Julius Caesar dan Senat (dewan perwakilan rakyat) Romawi kemudian memutuskan bahwa tanggal 1 Januari sebagai hari pertama dalam kalender baru tersebut.

Istilah Januari sendiri diambil dari nama salah satu dewa dalam mitologi bangsa Romawi, yakni Dewa Janus.

Kenapa nama Dewa Janus yang dipilih sebagai nama pertama bulan tahun baru dalam kalender baru Romawi yang ada saat ini?

Dijelaskan dalam buku mereka (New Year’s Celebrations (2007)), Dewa Janus memiliki dua wajah yang menghadap ke depan dan belakang. Dalam kepercayaan orang Romawi, Janus diyakini sebagai dewa permulaan sekaligus dewa penjaga pintu masuk.

Mereka membayangkan satu wajah Dewa Janus melihat ke tahun lama sedangkan wajah lainnya menatap hari-hari ke depan di tahun baru.

Bagaimana Tradisi Awal Masyarakat Romawi Merayakan Pergantian Tahun Baru?

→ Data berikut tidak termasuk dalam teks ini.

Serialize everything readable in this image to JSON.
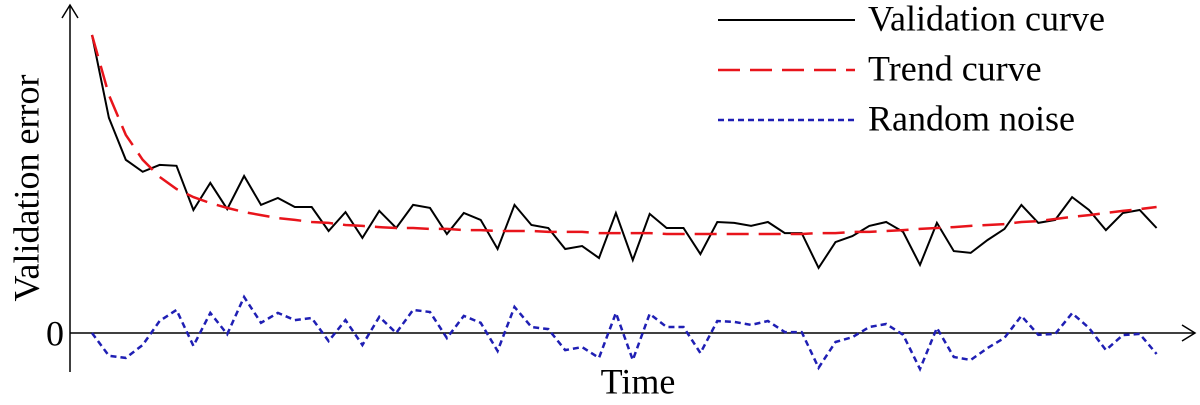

Sejak diberlakukan kalender baru tersebut (yang dibuat oleh Julius), pada tengah malam menjelang pergantian tahun, yaitu pada tanggal 31 Desember, orang-orang Romawi menggelar perayaan untuk menghormati Dewa Janus.

Mereka memulai tradisi dengan saling memberikan hadiah pada malam tahun baru.

Menurut keyakinan mereka, akhir tahun lama dan awal tahun baru adalah momen yang tepat untuk memberikan hadiah bermakna, biasanya berupa ranting dari pohon-pohon keramat, atau perak dan emas, yang melambangkan keberuntungan.

beragam jenis makanan disajikan, terutama madu dan permen yang dianggap sebagai simbol kedamaian. Rumah dan lingkungan sekitar dihias dengan lampu berwarna-warni dengan harapan satu tahun ke depan akan dilalui dengan penuh dengan cahaya atau kecemerlangan dalam hidup.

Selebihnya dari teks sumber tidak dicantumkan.